Spectacle conçu et mis en scène par Marie Fortuit d’après le texte éponyme d’Elfriede Jelinek, avec Romain Dutheil et Virgile L. Leclerc.
Le tropisme majeur de la romancière et dramaturge autrichienne nobélisée en 2014, et féministe radicale, Elfriede Jelinek consiste en une déconstruction barthésienne des mythes, contes et légendes et des stéréotypes féminins ancrés dans la mémoire collective ainsi dans son recueil des "Drames de princesses" consistant en des variations autour du thème de la jeune fille et la mort.
Tropisme et thème déclinés dans la partition "Ombre(Eurydice parle)" avec laquelle elle livre sa version du mythe d'Eurydice, l'épouse d'Orphée qui ne réussit pas à l'exfilter des Enfers faute d'avoir satisfait à la condition déique imposée.
Avec une approche qui ne modifie pas l'intrigue et ni n'explique le motif du comportement d'Orphée, mais érige le dénouement considéré comme malheureux comme une fin heureuse revendiquée par Eurydice investie d'une quête paradoxale, celle de l'affirmation de soi et de l'effacement, et érigé en acmé existentiel énoncé dans le syllogisme : "Je ne suis plus rien.

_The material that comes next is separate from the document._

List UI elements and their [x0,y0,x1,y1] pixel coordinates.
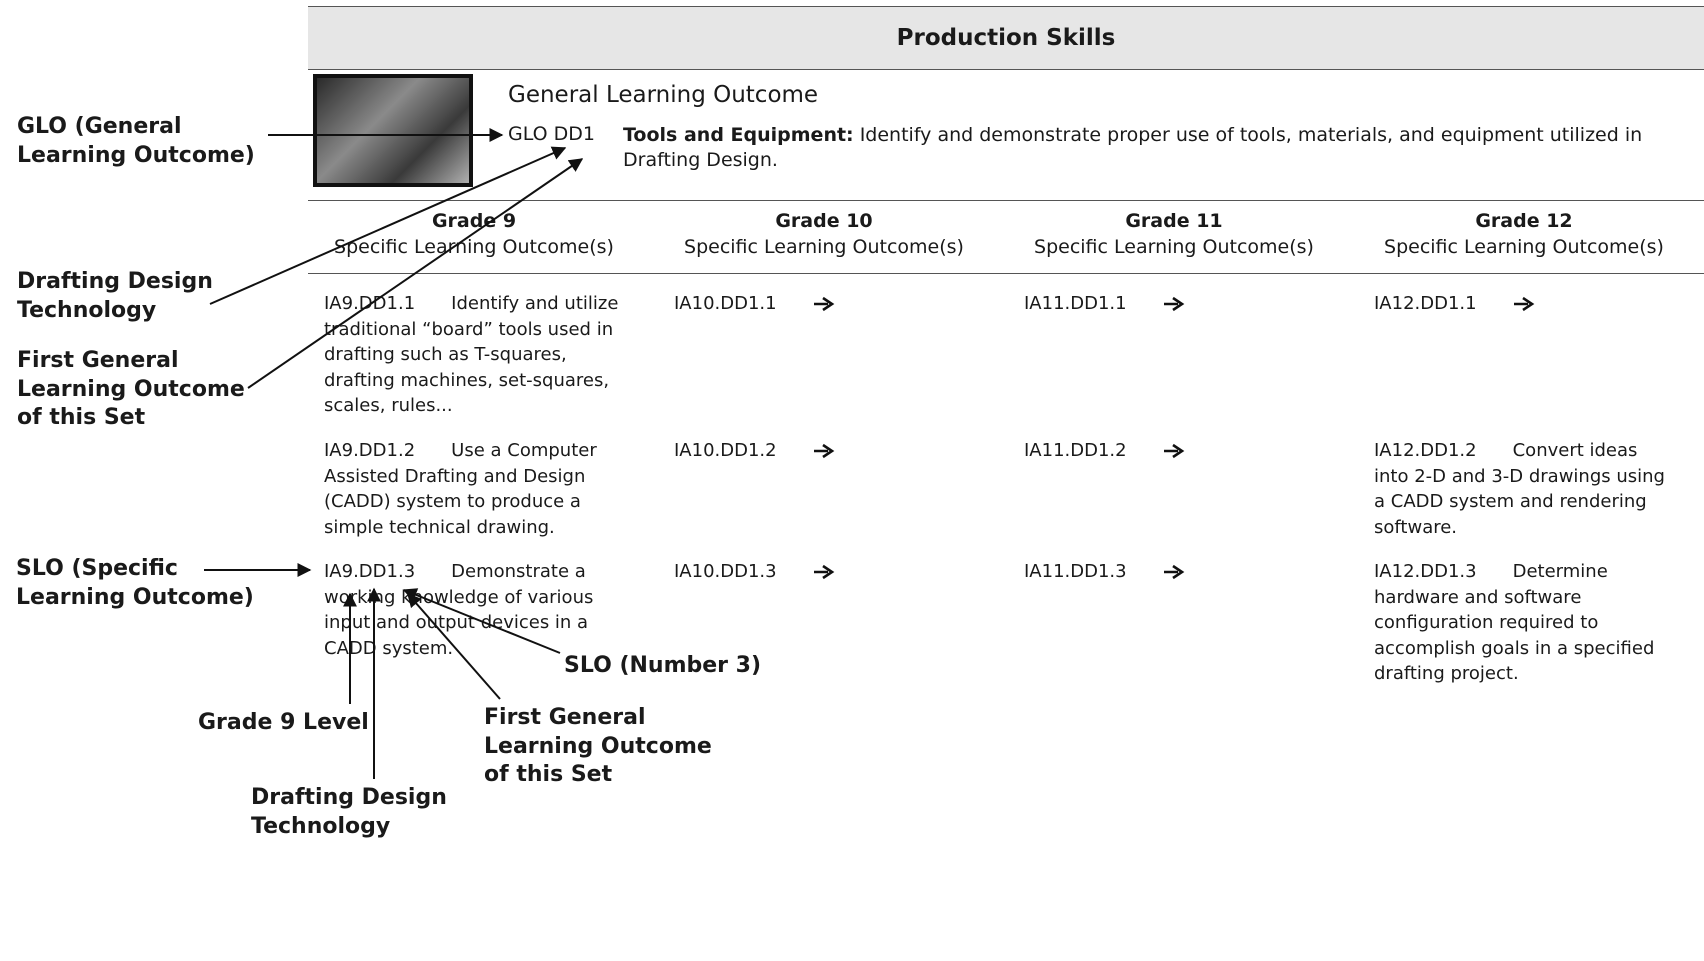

Je suis."
Poétesse inaccomplie en raison des diktats patriarcaux et fashionista acheteuse compulsive mariée à une pop star, l'Eurydice d'Elfriede Jelinek n'est que parole, avec le langage considéré comme arme et outil.
Et ce, aux termes d'un monologue opérant, selon le mode récurrent d'Elfride Jelinek, celui de la rhapsodisation de l'écriture, par assemblage, association voire parfois amalgame, d'éléments disparates et une pratique linguistique usant à l'envi des figures de style, de la polylexicalité aux jeux de mots, et se déployant en une suite logorrhéique ressassante.
Par ailleurs, ce texte de fiction se révèle également autofictionnel par ses séquences sur la dépression paternelle, l'absence d'amour maternel et notamment sur le concept d'effacement expérimenté par l'auteure.
Dans la mise en scène de cet opus ardu qui donne non à voir assurée avec acuité par Marie Fortuit, et nonobstant la présence ponctuelle de Romain Dutheil, efficace pour les apparitions ponctuelles d'Orphée, tout repose sur l'interprétation incarnée de Virgile L. Leclerc.
Soutenue par les lumières crépusculaires de Thomas Cottereau, la scénographie de Louise Sari composant un lieu indéfini pourvu notamment d'un catafalque fleuri évoquant les univers picturaux romantiques tout comme le prologue vidéo d'Esmeralda Da Costa dans laquelle Eurydice ressemble à l'Ophélie shakespearienne flottant dans l'eau, offre un bel écrin à la comédienne..
Et Virgile L. Leclerc réussit à impulser une dynamique dramatique à cette parole performative.